I used to work for a guy who was on a diet so restrictive that it actually made the dieter’s body temperature drop a couple degrees, a diet not recommended for teen-age girls because semi-starvation prevents menstruation. Sounds horrible, but he enjoyed it the way some people like to pierce their skin, get tattoos or other forms of mild self-torture.
For me, adopting Veganism is more a way of creating a game out of eating. It was a way of injecting scarcity and chance back into a part of my life that had become routine, unconscious, unhealthy even gluttonous. Rather than resenting the inconvenience of a limiting diet I embrace the self-imposed scarcity.
Most of us aren’t toned the way a wild animal or some aboriginal man is toned. Not a personal criticism, more of a societal observation. The abundance man has cultivated has had a downside. The machines have been given too much rich fuel; they aren’t running optimally. Like me, you can run five miles or more almost every day and you’re still up against the man’s most triumphant trap – food is everywhere; life is too easy. You can’t outrun a bad diet.
After watching “What the Health?” the other night at my daughter’s insistence I decided to try Veganism. Regardless of whether the movie came to the right conclusions or not (Veganism being the only healthy option for humans) I decided to move to a plant-based diet.
My go-to comment on Vegetarian cooking was always: This is delicious. I could be vegan if I only had someone cooking it for me. If it were only more convenient. So, I liked vegetarian the only objection was the inconvenience.
But now, looking at diet as a kind of game, I see that finding food should be difficult. So, the disadvantage (lack of easy availability) used to be my objection but now has become my motivation.
When we humans were traversing the vast savannah we didn’t know where our next meal was coming from and our bodies evolved to hoard and store sugars and fats.
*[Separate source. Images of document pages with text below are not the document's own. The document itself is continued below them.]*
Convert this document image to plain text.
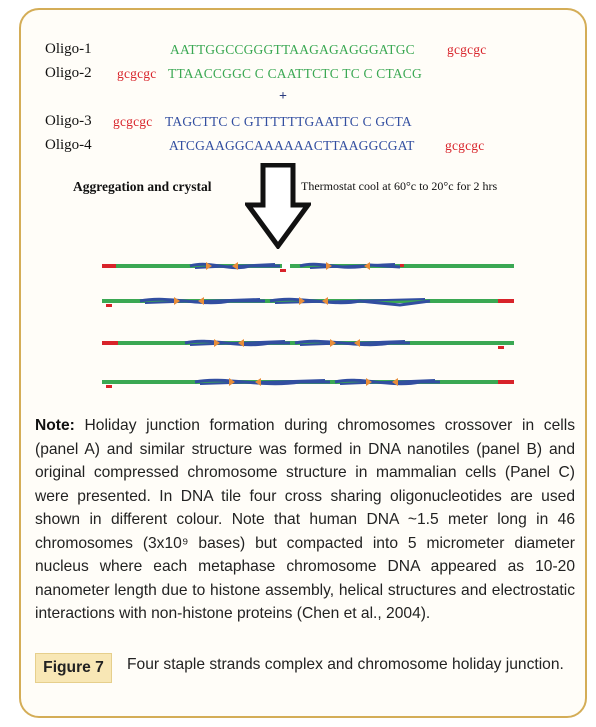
Oligo-1	AATTGGCCGGGTTAAGAGAGGGATGC gcgcgc
Oligo-2 gcgcgc TTAACCGGC C CAATTCTC TC C CTACG
+
Oligo-3 gcgcgc TAGCTTC C GTTTTTTGAATTC C GCTA
Oligo-4	ATCGAAGGCAAAAAACTTAAGGCGAT gcgcgc
Aggregation and crystal	Thermostat cool at 60°c to 20°c for 2 hrs
Note: Holiday junction formation during chromosomes crossover in cells (panel A) and similar structure was formed in DNA nanotiles (panel B) and original compressed chromosome structure in mammalian cells (Panel C) were presented. In DNA tile four cross sharing oligonucleotides are used shown in different colour. Note that human DNA ~1.5 meter long in 46 chromosomes (3x10⁹ bases) but compacted into 5 micrometer diameter nucleus where each metaphase chromosome DNA appeared as 10-20 nanometer length due to histone assembly, helical structures and electrostatic interactions with non-histone proteins (Chen et al., 2004).
Figure 7	Four staple strands complex and chromosome holiday junction.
Now, food’s easy availability is our curse. Our desire to graze on anything and everything is completely natural, and these days, with calories too available, it has become deadly.
Consider modern-day hunting and gathering.
- It doesn’t take all day anymore. Hunting and gathering used to be something that you began doing the moment you woke up until you went to bed. Hungry was normal.
- Calories aren’t scarce. They used to be. Infinite calories are no farther away than our cellphone.
- You don’t have to earn your calories anymore. No more endless walking, seeking, evaluating, sniffing, tasting, hoarding, puking, tracking, chasing, killing, hauling, protecting.
- Menus are pornography. Jesus, just look at the adjectives. Look at the variety. Look at the exotic and unnatural combinations and permutations used to tempt us. Kids are food-jaded before they’ve even learned to calculate a 20% tip.
- Meals are still social. There is an inherent social and biological desire to conform when we all sit down at the table together and in some ways that’s good. Family meal time has become sacrosanct. In a time when we are more and more disengaged from each other, sharing a meal is seen as the last bastion of family time. It’s probably easier to tell your family that you are gay, athiest or of another political bent than that you would now prefer to eat differently. But, remember, you can still join the conversation without joining the meal.
- Food is invisible, un-tasteable and immemorable. Because of its over-availability, because it is literally everywhere we no longer taste it carefully.
- Food doesn’t look like food anymore. So much is so processed that a real leaf is more likely seen as a garnish than as food.
It’s safe to say that consuming, the gathering of necessary nutritional fuel, has become twisted away from its essence.
Self-imposed scarcity might not be new – after all it’s been around since the first person decided to “go on a diet.” But, for me, the “game” of accepting and even enjoying the empty hunger, the strange looks when I opt out of ordering at the business lunch, the conscious avoidance of what’s available just because has made it fun.
How might voluntary scarcity be applied to other aspects of our lives such as spending, recreation, sex, work, relationships?